Although she says she hopes things will return to normal soon, she doubts that will be the case, noting her concern that some fellow Georgians aren’t taking more precautions to practice social distancing or wear masks. 

“But my girls need to work because they are self-employed,” Sangenito says of the stylists. 

6. From the Earth Brewing Co. 

Owner: Tim Stevens, 46

“We went from being very busy, very active, to really kind of juggling to keep the doors open and keep people employed,” Tim Stevens tells The Daily Signal. 

Stevens’ restaurant, From the Earth Brewing Co., was awarded the title of “Best Brewpub 2020” by USA Today in early March. Since he opened it in October 2017, the brewery and pub had become a popular gathering place featuring live music. But since the pandemic, Stevens says, his restaurant has operated more like a general store. 

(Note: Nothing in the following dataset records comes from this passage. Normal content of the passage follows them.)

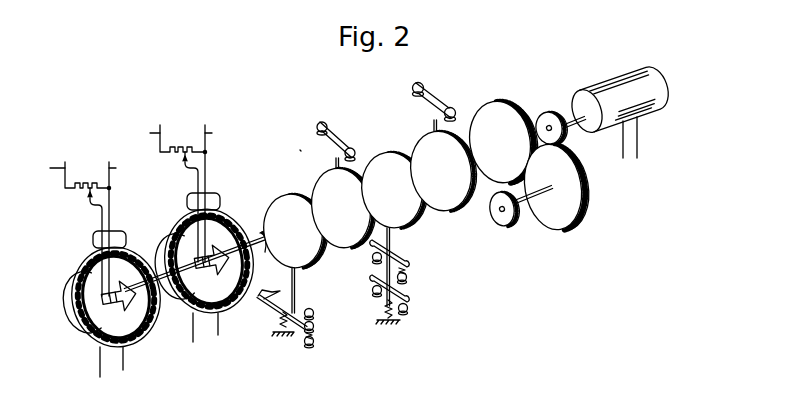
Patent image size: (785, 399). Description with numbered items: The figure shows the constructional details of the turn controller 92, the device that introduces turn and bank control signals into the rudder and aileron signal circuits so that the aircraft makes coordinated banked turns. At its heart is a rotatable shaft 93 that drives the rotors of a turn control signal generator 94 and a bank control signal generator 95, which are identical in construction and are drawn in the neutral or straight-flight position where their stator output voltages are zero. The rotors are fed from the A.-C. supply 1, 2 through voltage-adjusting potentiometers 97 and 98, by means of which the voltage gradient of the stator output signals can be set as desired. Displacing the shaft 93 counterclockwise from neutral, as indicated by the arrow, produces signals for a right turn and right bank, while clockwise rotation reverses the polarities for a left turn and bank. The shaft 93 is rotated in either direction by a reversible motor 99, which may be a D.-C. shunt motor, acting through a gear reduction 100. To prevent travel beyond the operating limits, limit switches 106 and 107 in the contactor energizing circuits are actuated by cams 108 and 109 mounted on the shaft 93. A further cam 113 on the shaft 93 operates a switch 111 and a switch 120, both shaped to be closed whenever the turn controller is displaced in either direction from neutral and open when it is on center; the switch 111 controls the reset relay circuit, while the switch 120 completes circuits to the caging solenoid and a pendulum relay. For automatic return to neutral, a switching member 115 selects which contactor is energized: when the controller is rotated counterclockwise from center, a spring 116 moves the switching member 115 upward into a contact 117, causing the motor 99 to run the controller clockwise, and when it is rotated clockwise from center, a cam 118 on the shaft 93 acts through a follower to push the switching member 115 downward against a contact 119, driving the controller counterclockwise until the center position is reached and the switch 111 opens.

The A.-C. supply lead 1 is at (53, 169).
The A.-C. supply lead 2 is at (117, 168).
The turn controller 92 is at (389, 106).
The rotatable shaft 93 is at (266, 251).
The turn control signal generator 94 is at (80, 250).
The bank control signal generator 95 is at (247, 206).
The voltage-adjusting potentiometer 97 is at (84, 225).
The voltage-adjusting potentiometer 98 is at (180, 158).
The reversible motor 99 is at (607, 84).
The gear reduction 100 is at (549, 105).
The limit switch 106 is at (440, 101).
The limit switch 107 is at (338, 134).
The cam 108 is at (450, 210).
The cam 109 is at (363, 247).
The switch 111 is at (403, 292).
The cam 113 is at (418, 224).
The switching member 115 is at (315, 324).
The spring 116 is at (278, 320).
The contact 117 is at (315, 312).
The cam 118 is at (315, 268).
The contact 119 is at (313, 339).
The switch 120 is at (407, 257).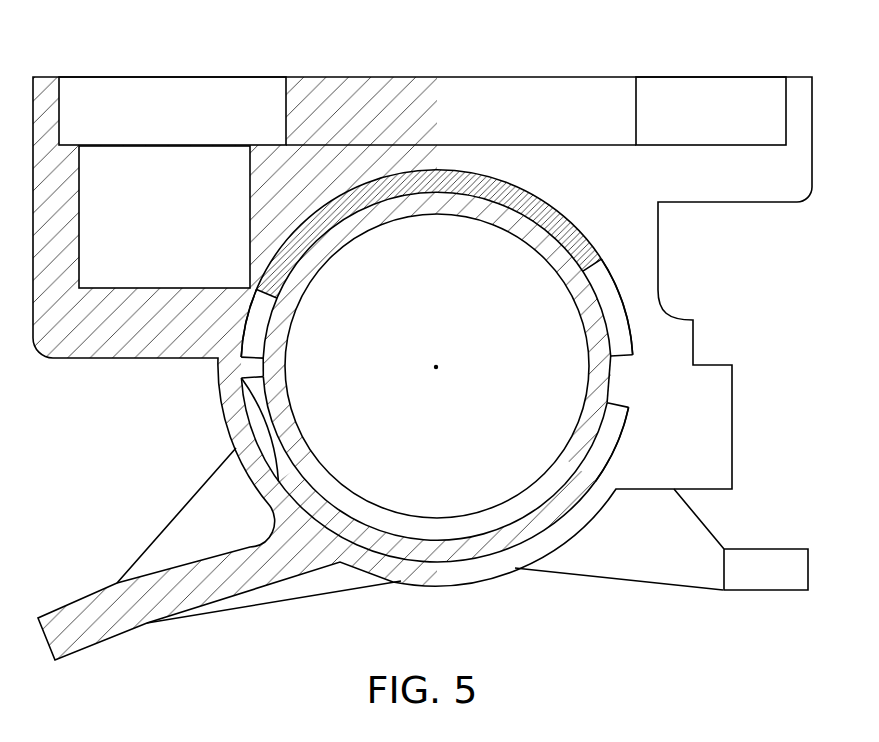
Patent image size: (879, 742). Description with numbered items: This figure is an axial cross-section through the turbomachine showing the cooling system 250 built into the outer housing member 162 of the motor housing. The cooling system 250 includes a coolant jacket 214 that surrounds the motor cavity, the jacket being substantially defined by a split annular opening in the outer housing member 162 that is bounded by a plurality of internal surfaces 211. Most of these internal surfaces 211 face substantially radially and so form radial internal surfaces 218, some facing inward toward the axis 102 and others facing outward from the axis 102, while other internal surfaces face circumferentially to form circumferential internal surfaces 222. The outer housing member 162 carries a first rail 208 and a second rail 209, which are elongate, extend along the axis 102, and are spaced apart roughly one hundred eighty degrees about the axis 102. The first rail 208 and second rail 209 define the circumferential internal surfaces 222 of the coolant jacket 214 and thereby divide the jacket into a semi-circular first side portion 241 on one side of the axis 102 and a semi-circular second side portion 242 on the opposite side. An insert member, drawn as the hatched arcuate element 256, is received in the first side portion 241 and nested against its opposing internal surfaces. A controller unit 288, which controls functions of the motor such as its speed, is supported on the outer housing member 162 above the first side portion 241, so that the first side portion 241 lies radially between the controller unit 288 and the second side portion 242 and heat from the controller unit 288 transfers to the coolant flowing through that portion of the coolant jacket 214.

The axis 102 is at (436, 366).
The outer housing member 162 is at (323, 159).
The first rail 208 is at (618, 390).
The second rail 209 is at (252, 368).
The internal surfaces 211 is at (273, 480).
The coolant jacket 214 is at (478, 548).
The radial internal surfaces 218 is at (488, 182).
The circumferential internal surfaces 222 is at (260, 356).
The first side portion 241 is at (249, 311).
The second side portion 242 is at (265, 461).
The cooling system 250 is at (624, 312).
The bearing ring 256 is at (445, 176).
The controller unit 288 is at (583, 85).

To keep his business afloat and pay his employees, Stevens has done what he could: selling bottled beer and wine to go, providing curbside pickup for food orders, making lunches for children who were out of school, feeding front-line workers, selling fresh produce boxes from local farmers, and even making hand sanitizer in the distillery. 

Even so, “we were still off probably 75%, probably closer to 70%,” he says. 

Events usually are a key part of the business and with so many canceled events, he says, it’s highly unlikely the brewpub will be able to make up the lost revenue. 

“I don’t see any way to recoup that,” Stevens says, although he has had to furlough only one employee. 

If he had been forced to close his doors completely, he says, it would have meant bankruptcy and the loss of his house: 

We would lose everything, my home, everything. We opened this with an SBA [Small Business Administration] loan and obviously they want that collateralized, and we had to put our house on the line and that would have been taken.

It is still “a scary time,” he says, even though Georgia largely is reopened.

“It’s not all about COVID. It’s about gaining the trust of the community and getting them back out spending money,” Stevens says. “That is not going to be as easy.” 

Apart from employees and one or two customers, the restaurant’s tables are empty on a spring Thursday afternoon, and Stevens says Friday and Saturday nights, normally the busiest times, have been very slow.

“My personal view is, I think it [Georgia] was opened too early,” he says. “With that being said, there luckily has not been a spike [in COVID-19 cases], so I am glad. I think we are a couple weeks ahead now, especially [since] there was not a spike … of regaining our normal traffic.”